Midstream operations barrels        
Salt water volume processed    4,940     3,703   18,752     15,512 
Crude oil hauled    12,150     11,264   50,135     66,411 
Crude oil sold    1,829     1,792   7,507     7,117 
                 


(a) Non-cash stock-based compensation charges consist of the following:
   


  Three months ended Twelve months ended
  October 31 October 31
   2017  2016  2017  2016
  Operating expense $  -  $  94  567 $  144
  General and administrative expense    -     1,787  850    2,939
  Total $  -  $  1,881 $  1,417 $  3,083
             


(b) Amounts allocated to the general partner for its 1.0101% interest in the operating partnership, Ferrellgas, L.P.
   
(c) Adjusted EBITDA is calculated as net loss attributable to Ferrellgas Partners, L.P., less the sum of the following: income tax expense (benefit), interest expense, depreciation
and amortization expense, non-cash employee stock ownership plan compensation charge, non-cash stock-based compensation charge, asset impairments, loss on asset
sales and disposal, other income, net, severance expense, unrealized (non-cash) losses (gains) on changes in fair value of derivatives, acquisition and transition expenses
and net loss attributable to noncontrolling interest. Management believes the presentation of this measure is relevant and useful, because it allows investors to view the partnership's
performance in a manner similar to the method management uses, adjusted for items management believes makes it easier to compare its results with other companies that have
different financing and capital structures.

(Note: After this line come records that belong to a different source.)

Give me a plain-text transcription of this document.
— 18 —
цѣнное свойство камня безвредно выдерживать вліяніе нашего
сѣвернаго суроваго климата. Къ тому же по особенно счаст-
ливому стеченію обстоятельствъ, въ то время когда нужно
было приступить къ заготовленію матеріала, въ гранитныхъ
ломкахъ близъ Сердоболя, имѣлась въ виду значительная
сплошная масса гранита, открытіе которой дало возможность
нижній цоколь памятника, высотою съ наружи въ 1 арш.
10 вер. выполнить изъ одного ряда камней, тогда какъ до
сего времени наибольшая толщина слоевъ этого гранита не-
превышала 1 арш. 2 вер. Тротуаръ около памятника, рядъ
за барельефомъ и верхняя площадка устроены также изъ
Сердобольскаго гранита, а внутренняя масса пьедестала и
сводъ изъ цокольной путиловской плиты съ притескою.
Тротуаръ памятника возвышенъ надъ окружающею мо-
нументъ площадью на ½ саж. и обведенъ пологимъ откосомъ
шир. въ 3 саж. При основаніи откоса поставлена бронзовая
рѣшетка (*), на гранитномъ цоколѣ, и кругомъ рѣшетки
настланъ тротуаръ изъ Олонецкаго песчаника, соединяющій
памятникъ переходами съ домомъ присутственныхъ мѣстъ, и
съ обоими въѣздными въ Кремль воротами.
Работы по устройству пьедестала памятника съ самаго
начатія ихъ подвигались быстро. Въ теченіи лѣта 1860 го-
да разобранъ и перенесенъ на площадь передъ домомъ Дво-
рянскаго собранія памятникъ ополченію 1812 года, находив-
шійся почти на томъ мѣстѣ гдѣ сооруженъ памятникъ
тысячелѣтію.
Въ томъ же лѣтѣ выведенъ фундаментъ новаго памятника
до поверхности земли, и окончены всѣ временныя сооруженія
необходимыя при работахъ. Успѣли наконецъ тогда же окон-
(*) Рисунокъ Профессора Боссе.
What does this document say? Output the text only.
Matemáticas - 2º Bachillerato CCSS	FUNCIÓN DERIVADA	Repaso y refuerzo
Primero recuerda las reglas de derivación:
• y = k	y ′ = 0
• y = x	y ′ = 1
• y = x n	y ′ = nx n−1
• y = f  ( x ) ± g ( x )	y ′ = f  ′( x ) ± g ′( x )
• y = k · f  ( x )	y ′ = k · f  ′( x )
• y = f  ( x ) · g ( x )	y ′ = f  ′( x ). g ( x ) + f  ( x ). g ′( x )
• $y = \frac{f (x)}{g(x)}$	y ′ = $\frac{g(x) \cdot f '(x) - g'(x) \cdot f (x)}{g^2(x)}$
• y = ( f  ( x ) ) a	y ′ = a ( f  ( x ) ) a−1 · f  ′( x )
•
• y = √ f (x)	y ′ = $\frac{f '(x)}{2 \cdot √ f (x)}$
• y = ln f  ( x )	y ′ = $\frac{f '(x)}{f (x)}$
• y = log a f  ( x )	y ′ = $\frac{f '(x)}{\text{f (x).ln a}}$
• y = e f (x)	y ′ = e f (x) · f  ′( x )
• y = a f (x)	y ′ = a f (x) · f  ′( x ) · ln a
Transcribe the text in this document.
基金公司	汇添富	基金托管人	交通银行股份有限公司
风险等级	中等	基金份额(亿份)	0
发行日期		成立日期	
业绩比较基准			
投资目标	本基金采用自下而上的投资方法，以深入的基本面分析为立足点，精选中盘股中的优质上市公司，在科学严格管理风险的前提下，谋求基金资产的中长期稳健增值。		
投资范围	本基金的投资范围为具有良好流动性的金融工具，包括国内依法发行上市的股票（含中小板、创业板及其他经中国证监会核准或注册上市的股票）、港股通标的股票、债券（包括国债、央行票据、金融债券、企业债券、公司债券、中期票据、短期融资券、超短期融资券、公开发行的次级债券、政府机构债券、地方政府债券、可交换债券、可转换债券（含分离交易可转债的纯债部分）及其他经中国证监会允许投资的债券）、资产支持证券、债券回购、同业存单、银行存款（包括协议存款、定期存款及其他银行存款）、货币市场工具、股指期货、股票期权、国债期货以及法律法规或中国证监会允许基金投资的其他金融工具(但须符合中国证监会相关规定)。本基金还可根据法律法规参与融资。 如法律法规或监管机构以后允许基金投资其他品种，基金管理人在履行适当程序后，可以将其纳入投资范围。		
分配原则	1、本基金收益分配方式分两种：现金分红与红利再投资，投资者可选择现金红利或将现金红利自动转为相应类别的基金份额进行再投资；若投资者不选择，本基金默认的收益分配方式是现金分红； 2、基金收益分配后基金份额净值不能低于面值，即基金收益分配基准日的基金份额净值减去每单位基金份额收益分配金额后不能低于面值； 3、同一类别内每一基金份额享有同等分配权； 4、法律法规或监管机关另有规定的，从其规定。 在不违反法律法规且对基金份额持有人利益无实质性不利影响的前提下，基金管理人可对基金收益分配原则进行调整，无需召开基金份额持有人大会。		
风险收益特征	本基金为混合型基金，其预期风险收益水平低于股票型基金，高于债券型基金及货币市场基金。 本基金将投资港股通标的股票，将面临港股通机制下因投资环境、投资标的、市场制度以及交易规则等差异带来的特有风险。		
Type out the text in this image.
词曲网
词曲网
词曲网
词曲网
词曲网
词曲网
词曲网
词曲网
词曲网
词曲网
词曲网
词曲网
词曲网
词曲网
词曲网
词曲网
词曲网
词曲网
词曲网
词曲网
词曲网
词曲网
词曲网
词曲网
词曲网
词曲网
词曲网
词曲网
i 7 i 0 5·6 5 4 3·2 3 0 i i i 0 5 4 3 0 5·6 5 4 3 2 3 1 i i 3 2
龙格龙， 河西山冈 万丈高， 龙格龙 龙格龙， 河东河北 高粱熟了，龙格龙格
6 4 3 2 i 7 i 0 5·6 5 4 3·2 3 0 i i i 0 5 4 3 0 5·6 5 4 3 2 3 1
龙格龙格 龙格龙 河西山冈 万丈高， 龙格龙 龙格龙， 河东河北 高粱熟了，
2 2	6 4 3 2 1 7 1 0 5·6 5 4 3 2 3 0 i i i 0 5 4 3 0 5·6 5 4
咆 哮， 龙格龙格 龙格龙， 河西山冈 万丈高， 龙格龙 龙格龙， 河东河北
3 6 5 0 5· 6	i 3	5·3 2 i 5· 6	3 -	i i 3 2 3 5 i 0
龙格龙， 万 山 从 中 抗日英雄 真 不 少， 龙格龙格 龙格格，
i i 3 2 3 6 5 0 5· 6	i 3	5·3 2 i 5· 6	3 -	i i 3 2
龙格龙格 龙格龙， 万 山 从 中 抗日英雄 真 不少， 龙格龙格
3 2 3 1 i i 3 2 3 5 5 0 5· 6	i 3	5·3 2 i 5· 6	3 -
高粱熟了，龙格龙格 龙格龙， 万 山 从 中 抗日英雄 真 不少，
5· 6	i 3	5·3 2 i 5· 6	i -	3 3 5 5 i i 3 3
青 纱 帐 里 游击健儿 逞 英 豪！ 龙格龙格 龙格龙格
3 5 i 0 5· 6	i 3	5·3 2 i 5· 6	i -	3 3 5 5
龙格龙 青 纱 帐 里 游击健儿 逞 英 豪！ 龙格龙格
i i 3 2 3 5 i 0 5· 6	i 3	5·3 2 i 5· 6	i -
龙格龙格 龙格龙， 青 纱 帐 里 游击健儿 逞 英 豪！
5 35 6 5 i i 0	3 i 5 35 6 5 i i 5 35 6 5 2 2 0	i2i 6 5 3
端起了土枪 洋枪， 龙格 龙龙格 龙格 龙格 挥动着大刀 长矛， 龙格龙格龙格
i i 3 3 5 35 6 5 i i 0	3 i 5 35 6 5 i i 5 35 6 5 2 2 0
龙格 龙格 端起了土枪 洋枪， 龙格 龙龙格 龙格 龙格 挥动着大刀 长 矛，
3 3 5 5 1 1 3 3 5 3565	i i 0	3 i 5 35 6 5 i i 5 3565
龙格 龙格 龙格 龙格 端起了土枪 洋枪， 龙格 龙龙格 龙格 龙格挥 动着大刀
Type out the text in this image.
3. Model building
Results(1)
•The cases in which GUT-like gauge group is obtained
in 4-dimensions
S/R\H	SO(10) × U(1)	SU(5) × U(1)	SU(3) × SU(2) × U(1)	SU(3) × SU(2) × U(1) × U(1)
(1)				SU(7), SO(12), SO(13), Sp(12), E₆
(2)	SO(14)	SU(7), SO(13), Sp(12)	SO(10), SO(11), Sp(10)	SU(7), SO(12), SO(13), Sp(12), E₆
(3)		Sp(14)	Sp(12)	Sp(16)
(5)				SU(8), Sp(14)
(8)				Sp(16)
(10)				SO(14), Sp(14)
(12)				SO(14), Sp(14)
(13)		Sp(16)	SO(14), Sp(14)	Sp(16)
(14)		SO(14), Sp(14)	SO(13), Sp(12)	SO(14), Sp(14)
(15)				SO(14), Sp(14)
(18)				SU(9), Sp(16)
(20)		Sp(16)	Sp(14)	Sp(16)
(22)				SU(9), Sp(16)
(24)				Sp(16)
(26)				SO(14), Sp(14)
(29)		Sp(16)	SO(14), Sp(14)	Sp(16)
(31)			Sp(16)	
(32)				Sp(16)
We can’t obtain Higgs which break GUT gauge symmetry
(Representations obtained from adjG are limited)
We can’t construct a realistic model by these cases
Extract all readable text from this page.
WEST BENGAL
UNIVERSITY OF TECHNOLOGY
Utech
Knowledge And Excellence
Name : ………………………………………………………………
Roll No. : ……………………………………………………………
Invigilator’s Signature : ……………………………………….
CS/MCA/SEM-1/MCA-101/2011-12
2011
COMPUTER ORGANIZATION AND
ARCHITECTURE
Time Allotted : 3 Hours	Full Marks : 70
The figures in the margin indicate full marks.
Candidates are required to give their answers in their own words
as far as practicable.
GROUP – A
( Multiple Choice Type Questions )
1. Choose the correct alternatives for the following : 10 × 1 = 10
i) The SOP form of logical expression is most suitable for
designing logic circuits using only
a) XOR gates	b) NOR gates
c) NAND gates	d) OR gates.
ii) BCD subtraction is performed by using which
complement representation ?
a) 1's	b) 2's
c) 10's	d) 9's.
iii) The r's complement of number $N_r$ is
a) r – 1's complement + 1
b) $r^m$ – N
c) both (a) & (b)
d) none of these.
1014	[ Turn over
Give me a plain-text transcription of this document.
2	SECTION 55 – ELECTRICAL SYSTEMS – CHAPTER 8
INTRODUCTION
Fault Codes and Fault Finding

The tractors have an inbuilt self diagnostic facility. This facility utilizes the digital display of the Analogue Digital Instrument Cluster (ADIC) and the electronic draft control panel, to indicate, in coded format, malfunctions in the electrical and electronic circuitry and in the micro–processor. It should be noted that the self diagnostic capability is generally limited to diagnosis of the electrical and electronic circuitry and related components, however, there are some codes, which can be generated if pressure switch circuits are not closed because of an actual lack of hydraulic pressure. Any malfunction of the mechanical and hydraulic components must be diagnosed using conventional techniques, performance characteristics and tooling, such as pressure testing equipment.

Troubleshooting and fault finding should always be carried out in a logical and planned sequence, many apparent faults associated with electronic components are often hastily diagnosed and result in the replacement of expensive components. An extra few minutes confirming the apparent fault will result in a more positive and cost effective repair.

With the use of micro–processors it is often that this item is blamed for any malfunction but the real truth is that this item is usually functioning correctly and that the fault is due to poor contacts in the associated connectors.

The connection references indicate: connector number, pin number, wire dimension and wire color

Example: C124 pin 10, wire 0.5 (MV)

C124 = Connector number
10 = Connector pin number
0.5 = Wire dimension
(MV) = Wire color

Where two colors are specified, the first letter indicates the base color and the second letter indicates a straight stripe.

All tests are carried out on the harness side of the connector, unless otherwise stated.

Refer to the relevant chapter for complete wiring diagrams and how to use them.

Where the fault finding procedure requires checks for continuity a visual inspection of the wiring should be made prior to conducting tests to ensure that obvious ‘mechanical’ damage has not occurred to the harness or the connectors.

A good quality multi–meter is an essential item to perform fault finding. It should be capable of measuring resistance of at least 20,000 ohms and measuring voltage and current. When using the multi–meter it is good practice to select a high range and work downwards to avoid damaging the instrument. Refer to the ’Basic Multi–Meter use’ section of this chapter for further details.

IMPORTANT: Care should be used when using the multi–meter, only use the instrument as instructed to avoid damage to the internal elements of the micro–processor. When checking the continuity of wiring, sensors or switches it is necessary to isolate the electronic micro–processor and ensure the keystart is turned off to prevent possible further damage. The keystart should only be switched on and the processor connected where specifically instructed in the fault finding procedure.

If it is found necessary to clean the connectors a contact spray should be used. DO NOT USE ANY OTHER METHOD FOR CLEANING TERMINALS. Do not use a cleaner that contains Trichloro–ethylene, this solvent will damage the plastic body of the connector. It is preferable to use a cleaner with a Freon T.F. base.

This method of calculating Adjusted EBITDA may not be consistent with that of other companies and should be viewed in conjunction with
measurements that are computed in accordance with GAAP.
   
(d) Net cash interest expense is the sum of interest expense less non-cash interest expense and other expense, net. This amount includes interest
expense related to the accounts receivable securitization facility.
   
(e) Maintenance capital expenditures include capitalized expenditures for betterment and replacement of property, plant and equipment.
   
(f) Distributable cash flow attributable to equity investors is calculated as Adjusted EBITDA minus net cash interest expense, maintenance capital expenditures and cash paid for taxes plus
proceeds from asset sales. Management considers distributable cash flow attributable to equity investors a meaningful measure of the partnership’s ability to declare and pay
quarterly distributions to equity investors. Distributable cash flow attributable to equity investors, as management defines it, may not be comparable to distributable cash flow
attributable to equity investors or similarly titled measurements used by other corporations and partnerships. Items added into our calculation of distributable cash flow
attributable to equity investors that will not occur on a continuing basis may have associated cash payments. Distributable cash flow attributable to equity investors may not be consistent with that of other companies and should be viewed in conjunction with measurements that are computed in accordance with GAAP.
   
(g) Distributable cash flow attributable to common unitholders is calculated as Distributable cash flow attributable to equity investors minus distributable cash flow attributable to general partner
and noncontrolling interest. Management considers distributable cash flow attributable to common unitholders a meaningful measure of the partnership’s ability to declare
and pay quarterly distributions to common unitholders. Distributable cash flow attributable to common unitholders, as management defines it, may not be comparable to distributable
cash flow attributable to common unitholders or similarly titled measurements used by other corporations and partnerships. Items added to our calculation of distributable cash flow
attributable to common unit holders that will not occur on a continuing basis may have associated cash payments. Distributable cash flow attributable to common unitholders
may not be consistent with that of other companies and should be viewed in conjunction with measurements that are computed in accordance with GAAP.